Equations for the plasma density \(n\), pressure \(p\) and momentum \(m_inV_{||i}\) are evolved:

\[\begin{split}\begin{aligned} \frac{\partial n}{\partial t} &=& - \nabla\cdot\left( \mathbf{b}V_{||} n\right) + S_n - S\\ \frac{\partial}{\partial t}\left(\frac{3}{2}p\right) &=& -\nabla\cdot\mathbf{q} + V_{||}\partial_{||}p + S_p - E - R \\ \frac{\partial}{\partial t}\left(m_i nV_{||}\right) &=& -\nabla\cdot\left(m_inV_{||}\mathbf{b}V_{||}\right) - \partial_{||} p - F\\ j_{||} &=& 0 \\ T_i &=& T_e = \frac{1}{2}\frac{p}{en} \\ \mathbf{q} &=& \frac{5}{2}p\mathbf{b}V_{||} - \kappa_{||e}\partial_{||}T_e\end{aligned}\end{split}\]

Which has a conserved energy:

\[\int_V \left[ \frac{1}{2}m_inV_{||i}^2 + \frac{3}{2}p \right] dV\]

The heat conduction coefficient \(\kappa_{||e}\) is a nonlinear function of temperature \(T_e\):

\[\kappa_{||e} = \kappa_0 T_e^{5/2}\]

where \(\kappa_0\) is a constant. See section 8 for details.

Operators are:

\[\partial_{||}f = \mathbf{b}\cdot\nabla f \qquad \nabla_{||} f = \nabla\cdot\left(\mathbf{b} f\right)\]

Heat conduction

Spitzer heat conduction is used

\[\kappa_{||e} = 3.2\frac{ne^2T\tau_e}{m_e} \simeq 3.1\times 10^4 \frac{T^{5/2}}{\ln \Lambda}\]

which has units of W/m/eV so that in the formula \(q = -\kappa_{||e} \nabla T\), \(q\) has units of Watts per m\(^2\) and \(T\) has units of \(eV\).

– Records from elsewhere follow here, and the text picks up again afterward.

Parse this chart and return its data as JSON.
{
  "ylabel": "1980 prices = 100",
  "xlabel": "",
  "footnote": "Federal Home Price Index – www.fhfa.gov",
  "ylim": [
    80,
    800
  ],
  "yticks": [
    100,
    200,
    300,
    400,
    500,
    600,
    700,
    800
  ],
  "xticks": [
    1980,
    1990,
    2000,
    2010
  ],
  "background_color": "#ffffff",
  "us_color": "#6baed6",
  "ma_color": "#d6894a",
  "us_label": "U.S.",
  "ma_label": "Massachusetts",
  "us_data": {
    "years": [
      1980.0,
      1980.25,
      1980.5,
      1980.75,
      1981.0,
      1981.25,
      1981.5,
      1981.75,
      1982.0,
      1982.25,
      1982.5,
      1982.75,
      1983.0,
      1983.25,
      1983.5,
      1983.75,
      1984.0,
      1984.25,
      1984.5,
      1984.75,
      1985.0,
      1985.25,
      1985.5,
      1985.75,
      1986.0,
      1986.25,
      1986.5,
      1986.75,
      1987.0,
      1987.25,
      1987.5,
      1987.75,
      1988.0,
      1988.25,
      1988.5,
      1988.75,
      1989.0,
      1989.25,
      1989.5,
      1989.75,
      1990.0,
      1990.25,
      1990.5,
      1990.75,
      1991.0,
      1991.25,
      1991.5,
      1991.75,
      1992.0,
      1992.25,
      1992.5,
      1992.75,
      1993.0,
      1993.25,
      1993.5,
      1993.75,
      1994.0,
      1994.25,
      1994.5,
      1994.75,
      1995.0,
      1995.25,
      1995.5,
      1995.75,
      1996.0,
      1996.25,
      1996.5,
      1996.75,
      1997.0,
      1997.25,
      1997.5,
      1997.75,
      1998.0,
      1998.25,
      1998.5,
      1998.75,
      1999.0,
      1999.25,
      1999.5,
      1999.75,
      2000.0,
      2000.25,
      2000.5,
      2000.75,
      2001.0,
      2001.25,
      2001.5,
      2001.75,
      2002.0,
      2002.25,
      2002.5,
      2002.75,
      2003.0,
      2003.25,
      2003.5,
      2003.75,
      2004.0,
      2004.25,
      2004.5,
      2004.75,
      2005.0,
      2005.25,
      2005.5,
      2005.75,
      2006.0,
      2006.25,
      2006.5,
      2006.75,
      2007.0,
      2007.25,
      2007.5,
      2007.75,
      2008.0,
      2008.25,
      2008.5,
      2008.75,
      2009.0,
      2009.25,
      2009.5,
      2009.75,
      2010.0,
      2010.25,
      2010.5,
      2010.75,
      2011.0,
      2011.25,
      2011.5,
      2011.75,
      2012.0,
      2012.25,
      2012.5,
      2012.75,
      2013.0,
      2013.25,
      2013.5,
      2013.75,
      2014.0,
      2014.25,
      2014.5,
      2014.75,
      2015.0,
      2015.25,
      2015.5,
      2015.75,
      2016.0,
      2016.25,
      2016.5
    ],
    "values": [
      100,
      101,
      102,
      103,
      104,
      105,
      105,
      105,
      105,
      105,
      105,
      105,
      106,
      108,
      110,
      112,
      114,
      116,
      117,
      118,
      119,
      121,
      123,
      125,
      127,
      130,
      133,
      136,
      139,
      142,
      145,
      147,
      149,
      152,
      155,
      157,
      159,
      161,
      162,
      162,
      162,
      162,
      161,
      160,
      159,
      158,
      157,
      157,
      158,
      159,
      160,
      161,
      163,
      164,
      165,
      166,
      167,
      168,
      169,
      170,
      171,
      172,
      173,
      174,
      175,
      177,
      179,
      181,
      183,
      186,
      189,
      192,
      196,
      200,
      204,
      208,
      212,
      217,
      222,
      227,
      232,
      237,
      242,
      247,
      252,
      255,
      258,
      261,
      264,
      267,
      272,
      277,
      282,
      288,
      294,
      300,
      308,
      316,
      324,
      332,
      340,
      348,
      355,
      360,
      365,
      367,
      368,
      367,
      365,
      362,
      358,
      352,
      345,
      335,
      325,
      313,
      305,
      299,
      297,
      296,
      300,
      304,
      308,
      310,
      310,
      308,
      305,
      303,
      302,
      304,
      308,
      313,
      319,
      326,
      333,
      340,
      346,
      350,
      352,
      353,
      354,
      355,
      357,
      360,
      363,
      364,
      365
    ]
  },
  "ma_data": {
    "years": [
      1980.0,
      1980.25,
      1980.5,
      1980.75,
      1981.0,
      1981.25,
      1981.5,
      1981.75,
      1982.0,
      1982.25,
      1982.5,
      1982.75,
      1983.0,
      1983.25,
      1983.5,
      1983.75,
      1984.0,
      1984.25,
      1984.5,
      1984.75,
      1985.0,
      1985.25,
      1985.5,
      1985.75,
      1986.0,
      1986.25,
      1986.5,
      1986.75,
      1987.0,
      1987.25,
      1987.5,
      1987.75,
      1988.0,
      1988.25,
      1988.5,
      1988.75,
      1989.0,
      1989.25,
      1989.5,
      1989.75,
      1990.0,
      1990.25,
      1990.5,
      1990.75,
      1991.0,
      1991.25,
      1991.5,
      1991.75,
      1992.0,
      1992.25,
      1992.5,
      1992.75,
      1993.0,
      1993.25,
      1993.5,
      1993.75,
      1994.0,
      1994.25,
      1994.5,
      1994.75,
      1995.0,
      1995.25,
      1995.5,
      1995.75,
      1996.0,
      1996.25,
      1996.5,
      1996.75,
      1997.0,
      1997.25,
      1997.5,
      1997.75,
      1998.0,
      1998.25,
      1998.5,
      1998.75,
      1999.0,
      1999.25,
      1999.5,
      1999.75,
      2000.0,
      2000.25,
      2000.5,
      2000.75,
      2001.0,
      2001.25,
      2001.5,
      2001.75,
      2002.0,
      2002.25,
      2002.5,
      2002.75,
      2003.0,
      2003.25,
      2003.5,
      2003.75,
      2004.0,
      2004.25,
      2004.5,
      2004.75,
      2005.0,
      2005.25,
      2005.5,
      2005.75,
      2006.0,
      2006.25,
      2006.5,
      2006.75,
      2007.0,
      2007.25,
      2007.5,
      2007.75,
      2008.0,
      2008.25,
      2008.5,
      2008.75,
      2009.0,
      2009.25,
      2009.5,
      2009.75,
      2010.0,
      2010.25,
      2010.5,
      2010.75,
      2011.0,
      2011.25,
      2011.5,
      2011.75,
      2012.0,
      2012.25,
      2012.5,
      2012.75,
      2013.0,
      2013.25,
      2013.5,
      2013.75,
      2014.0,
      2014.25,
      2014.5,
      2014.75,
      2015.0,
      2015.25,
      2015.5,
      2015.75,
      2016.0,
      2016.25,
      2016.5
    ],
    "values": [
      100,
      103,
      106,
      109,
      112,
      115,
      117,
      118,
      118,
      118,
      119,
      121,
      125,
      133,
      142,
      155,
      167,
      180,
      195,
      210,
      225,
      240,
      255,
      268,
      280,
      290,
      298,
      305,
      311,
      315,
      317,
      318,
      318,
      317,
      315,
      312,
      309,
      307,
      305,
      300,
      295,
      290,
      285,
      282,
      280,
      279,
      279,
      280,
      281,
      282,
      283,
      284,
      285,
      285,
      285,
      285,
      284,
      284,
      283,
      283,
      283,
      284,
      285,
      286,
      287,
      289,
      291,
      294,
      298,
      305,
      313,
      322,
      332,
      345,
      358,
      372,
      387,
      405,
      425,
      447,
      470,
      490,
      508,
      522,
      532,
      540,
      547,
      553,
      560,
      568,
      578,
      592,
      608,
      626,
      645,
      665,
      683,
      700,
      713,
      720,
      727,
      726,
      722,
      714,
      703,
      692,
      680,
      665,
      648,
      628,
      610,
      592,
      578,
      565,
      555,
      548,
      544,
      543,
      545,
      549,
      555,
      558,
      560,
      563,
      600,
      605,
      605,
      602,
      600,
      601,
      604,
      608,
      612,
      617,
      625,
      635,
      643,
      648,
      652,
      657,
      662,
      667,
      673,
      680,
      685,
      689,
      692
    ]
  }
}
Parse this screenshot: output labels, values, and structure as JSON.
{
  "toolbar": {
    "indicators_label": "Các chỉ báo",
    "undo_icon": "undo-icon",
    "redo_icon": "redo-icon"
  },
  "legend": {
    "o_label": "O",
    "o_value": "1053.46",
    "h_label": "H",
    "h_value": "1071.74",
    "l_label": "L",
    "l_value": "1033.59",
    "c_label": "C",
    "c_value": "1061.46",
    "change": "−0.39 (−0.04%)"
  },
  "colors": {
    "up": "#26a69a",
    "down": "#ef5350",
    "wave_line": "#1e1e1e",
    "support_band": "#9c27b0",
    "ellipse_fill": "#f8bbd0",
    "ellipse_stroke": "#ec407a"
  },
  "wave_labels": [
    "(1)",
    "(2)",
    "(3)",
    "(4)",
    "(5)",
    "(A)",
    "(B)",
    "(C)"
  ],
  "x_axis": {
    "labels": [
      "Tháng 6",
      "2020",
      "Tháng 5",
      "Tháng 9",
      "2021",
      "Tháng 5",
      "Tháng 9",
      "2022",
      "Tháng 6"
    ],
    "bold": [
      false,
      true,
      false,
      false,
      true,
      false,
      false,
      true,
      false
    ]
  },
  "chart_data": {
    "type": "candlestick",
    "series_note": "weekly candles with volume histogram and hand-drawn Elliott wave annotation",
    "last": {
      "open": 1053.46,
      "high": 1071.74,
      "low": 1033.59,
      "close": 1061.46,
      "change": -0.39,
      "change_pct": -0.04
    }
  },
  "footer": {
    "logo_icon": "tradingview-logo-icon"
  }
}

This uses the electron collision time:

\[\tau_e = \frac{6\sqrt{2}\pi^{3/2}\epsilon_0^2\sqrt{m_e}T_e^{3/2}}{\ln \Lambda e^{2.5} n} \simeq 3.44\times 10^{11} \frac{T_e^{3/2}}{\ln \Lambda n}\]

in seconds, where \(Te\) is in eV, and \(n\) is in m\(^{-3}\).

Normalising by the quantities in table 1 gives

\[\hat{\kappa}_{||e} = 3.2 \hat{n}\hat{T}_e\frac{m_i}{m_e}\tau_e\Omega_{ci}\]

where hats indicate normalised (dimensionless) variables.